The researchers also explored how cortisol and testosterone worked together. They found that when testosterone levels were low or moderate, cortisol had an indirect effect on trust through impulsivity. But when testosterone levels were high, this relationship disappeared. This pattern supports the idea that the two hormone systems interact in opposing ways, with testosterone potentially reducing the impact of cortisol on behavior.

The study sheds light on how adolescent trust decisions are shaped by stress and sex hormones, impulsivity, and social reasoning. But there are some limitations. The findings were based on a single point in time, so the researchers could not track how hormone levels or trust behaviors changed as adolescents aged. A longitudinal study would be needed to capture developmental changes.

The sample size also was not large enough to support more complex statistical models that might reveal additional relationships among the variables. Including brain imaging in future studies could also help explain how these hormone-related differences are reflected in brain activity during trust decisions.

Nevertheless, the findings suggest that adolescents appear to rely more on impulsivity when making general trust decisions and more on theory of mind when making strategic ones.

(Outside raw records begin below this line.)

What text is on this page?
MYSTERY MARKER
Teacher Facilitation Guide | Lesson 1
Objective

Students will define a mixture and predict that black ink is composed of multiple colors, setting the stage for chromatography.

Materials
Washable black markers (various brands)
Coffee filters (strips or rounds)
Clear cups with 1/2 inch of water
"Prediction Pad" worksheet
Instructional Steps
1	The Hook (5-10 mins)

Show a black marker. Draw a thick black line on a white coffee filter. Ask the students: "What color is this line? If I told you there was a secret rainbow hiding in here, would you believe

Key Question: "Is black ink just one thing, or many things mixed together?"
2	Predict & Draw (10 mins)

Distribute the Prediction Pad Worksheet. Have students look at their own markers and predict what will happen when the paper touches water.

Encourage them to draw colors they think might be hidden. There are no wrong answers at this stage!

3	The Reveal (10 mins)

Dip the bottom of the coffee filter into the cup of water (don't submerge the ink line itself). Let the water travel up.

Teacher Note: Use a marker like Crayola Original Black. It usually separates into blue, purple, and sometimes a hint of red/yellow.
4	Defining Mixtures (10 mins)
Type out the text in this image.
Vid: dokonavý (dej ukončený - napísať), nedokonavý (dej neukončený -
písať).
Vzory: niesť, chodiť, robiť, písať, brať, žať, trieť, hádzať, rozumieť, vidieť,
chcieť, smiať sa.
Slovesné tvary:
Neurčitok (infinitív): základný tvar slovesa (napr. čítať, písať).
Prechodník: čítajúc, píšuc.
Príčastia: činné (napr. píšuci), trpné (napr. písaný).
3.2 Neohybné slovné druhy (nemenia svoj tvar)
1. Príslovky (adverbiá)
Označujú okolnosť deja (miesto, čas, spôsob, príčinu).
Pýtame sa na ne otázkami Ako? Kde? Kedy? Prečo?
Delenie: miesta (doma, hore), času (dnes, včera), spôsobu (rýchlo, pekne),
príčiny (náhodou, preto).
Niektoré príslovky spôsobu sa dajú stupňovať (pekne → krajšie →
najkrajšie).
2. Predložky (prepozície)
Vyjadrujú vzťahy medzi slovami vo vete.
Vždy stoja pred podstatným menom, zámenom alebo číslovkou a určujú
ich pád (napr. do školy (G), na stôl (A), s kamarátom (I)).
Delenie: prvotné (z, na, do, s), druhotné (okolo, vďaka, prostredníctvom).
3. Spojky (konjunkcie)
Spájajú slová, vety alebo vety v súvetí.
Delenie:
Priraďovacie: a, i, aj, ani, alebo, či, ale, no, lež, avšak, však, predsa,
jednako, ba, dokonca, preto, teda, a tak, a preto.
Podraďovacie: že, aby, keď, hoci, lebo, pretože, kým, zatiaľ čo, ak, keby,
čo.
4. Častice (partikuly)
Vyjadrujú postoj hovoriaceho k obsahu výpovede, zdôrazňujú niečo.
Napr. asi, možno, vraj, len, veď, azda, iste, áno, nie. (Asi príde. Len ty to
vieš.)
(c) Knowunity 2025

Cortisol affects trust both directly and through impulsivity, while testosterone supports more selective trust through its link to theory of mind, especially among boys. The interaction between these two hormone systems may help adolescents balance the desire to build relationships with the need to protect themselves from social risk.

The study, “Testosterone and cortisol jointly mediate and modulate trust behavior in early adolescence,” was authored by Rui Su, Xuting Jiang, Xiang Ma, Huagen Wang, and Chao Liu.